The migration playbook that works: deploy to a parallel ASG of the new instance type, shift 5% of traffic, watch latency and error rate for a week, then full cutover. Skipping the parallel period is where these migrations go wrong — instance differences (cache size, network performance, EBS bandwidth) sometimes surface only under specific load patterns.
Placement Groups and Networking Considerations
Instance type interacts with networking in ways that don’t show up until you scale. Network bandwidth scales with instance size on most families — a m6i.large gets up to 12.5 Gbps burst, a m6i.4xlarge gets sustained 12.5 Gbps, a m6i.16xlarge gets 25 Gbps. Workloads that move significant data internally (replication, large database reads, stream processing) can be throttled on smaller instances regardless of CPU utilization.

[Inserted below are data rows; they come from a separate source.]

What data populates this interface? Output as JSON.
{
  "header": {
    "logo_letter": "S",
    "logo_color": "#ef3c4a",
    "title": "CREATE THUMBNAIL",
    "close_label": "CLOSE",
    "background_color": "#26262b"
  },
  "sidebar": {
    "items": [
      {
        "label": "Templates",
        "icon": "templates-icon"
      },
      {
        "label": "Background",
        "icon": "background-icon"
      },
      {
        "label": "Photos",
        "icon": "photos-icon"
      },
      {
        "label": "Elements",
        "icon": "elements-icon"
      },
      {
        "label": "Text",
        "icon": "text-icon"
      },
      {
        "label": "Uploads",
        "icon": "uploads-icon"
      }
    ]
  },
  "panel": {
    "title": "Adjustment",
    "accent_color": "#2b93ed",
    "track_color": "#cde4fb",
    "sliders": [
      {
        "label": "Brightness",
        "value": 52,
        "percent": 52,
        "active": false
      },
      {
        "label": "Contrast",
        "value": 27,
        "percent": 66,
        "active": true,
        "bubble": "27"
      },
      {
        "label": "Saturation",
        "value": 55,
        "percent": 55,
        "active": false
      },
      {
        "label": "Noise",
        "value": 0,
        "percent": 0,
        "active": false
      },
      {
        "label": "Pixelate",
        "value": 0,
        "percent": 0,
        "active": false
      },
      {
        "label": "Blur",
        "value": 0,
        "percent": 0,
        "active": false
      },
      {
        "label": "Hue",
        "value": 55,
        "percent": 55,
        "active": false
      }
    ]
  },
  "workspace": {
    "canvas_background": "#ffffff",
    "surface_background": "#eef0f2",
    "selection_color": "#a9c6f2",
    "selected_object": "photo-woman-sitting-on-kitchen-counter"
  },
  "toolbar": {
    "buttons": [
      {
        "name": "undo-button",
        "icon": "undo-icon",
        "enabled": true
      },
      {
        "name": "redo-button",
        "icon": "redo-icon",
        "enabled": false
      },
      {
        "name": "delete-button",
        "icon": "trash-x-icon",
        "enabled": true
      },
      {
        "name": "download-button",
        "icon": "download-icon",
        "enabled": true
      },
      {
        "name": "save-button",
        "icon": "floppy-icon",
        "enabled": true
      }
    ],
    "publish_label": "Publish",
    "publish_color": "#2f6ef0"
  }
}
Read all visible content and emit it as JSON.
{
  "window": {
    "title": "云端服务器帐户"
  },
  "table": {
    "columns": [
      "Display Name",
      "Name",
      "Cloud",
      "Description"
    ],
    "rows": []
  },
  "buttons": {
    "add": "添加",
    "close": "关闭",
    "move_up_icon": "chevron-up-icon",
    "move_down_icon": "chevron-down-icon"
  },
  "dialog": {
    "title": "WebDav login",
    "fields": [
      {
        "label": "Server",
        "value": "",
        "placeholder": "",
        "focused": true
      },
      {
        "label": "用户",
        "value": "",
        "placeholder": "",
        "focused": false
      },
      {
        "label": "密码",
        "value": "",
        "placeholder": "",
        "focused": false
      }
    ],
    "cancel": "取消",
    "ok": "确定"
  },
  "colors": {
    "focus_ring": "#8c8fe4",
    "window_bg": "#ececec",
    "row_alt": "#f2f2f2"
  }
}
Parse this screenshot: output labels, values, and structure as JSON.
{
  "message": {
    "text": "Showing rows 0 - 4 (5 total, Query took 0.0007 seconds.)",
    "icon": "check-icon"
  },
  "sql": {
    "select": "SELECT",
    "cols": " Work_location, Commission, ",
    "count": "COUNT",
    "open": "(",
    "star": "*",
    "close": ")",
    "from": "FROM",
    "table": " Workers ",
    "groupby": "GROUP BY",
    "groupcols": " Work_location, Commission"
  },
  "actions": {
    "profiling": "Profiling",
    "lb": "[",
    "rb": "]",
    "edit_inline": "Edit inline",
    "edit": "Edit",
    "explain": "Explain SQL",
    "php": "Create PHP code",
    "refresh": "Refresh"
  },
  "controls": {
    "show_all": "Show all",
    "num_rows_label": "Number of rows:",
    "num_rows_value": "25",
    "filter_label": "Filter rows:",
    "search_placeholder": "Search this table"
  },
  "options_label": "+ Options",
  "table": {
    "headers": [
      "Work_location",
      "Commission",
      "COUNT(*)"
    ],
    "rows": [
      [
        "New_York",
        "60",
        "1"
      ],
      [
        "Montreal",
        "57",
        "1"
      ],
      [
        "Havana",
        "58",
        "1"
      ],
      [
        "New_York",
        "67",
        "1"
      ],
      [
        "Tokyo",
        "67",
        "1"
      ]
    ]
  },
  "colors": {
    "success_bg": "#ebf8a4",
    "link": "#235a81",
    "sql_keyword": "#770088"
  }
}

Cluster placement groups put instances on physically close hardware for low latency between them. Useful for HPC, distributed databases, and high-throughput inter-node communication. Partition placement groups spread instances across fault-isolated hardware — better for HA, worse for inter-node latency. Spread placement groups put each instance on different underlying hardware, maxing out at seven per AZ. Most workloads don’t need any of these, but knowing they exist matters when you do.
Workload Profiling in Practice
Profiling sounds like overhead until you’ve done it once and watched the EC2 bill drop. The minimum profiling kit is AWS CloudWatch metrics over a two-week window covering both normal traffic and traffic peaks. Pull CPUUtilization at one-minute resolution, NetworkIn and NetworkOut for bandwidth headroom, EBSReadOps and EBSWriteOps if storage matters, and credit balance for T-series.
What to look for: average CPU above 50% means the instance is working hard but probably not throttling; consistent peaks above 80% mean you’re running close to the edge and small traffic increases will hurt. Memory utilization is harder to get from CloudWatch without the agent installed — install it if you’re sizing memory-bound workloads.
The output of profiling is a recommendation, not a decision. The recommendation goes into a review with the application owner who knows about upcoming traffic changes, dependency upgrades, and seasonal patterns. Skip that conversation and you’ll right-size into an outage.
Newer Generations Are Usually Worth It
AWS releases new instance generations roughly every 18-24 months. The new generations are nearly always faster, cheaper, or both. m7i replaces m6i; m8g replaces m7g. The pricing usually delivers 5-15% improvement at the same listed price, sometimes more on Graviton.
The cost of upgrading is testing — running the workload on the new instance type long enough to validate behavior. The work is small relative to the savings. Most teams that haven’t migrated to current-generation instances are leaving money on the table for no good reason.
One genuine caveat: instance generation availability varies by region. The newest types land in us-east-1, us-west-2, and a handful of other major regions first, with smaller regions catching up over months. If you operate in less-popular regions, the migration window stretches.
Hybrid and Multi-Cloud Considerations
Few large organizations are purely single-cloud. Acquisitions, regulatory requirements, and specific service preferences all push toward multi-cloud reality. The challenge is operating consistently across the resulting environment.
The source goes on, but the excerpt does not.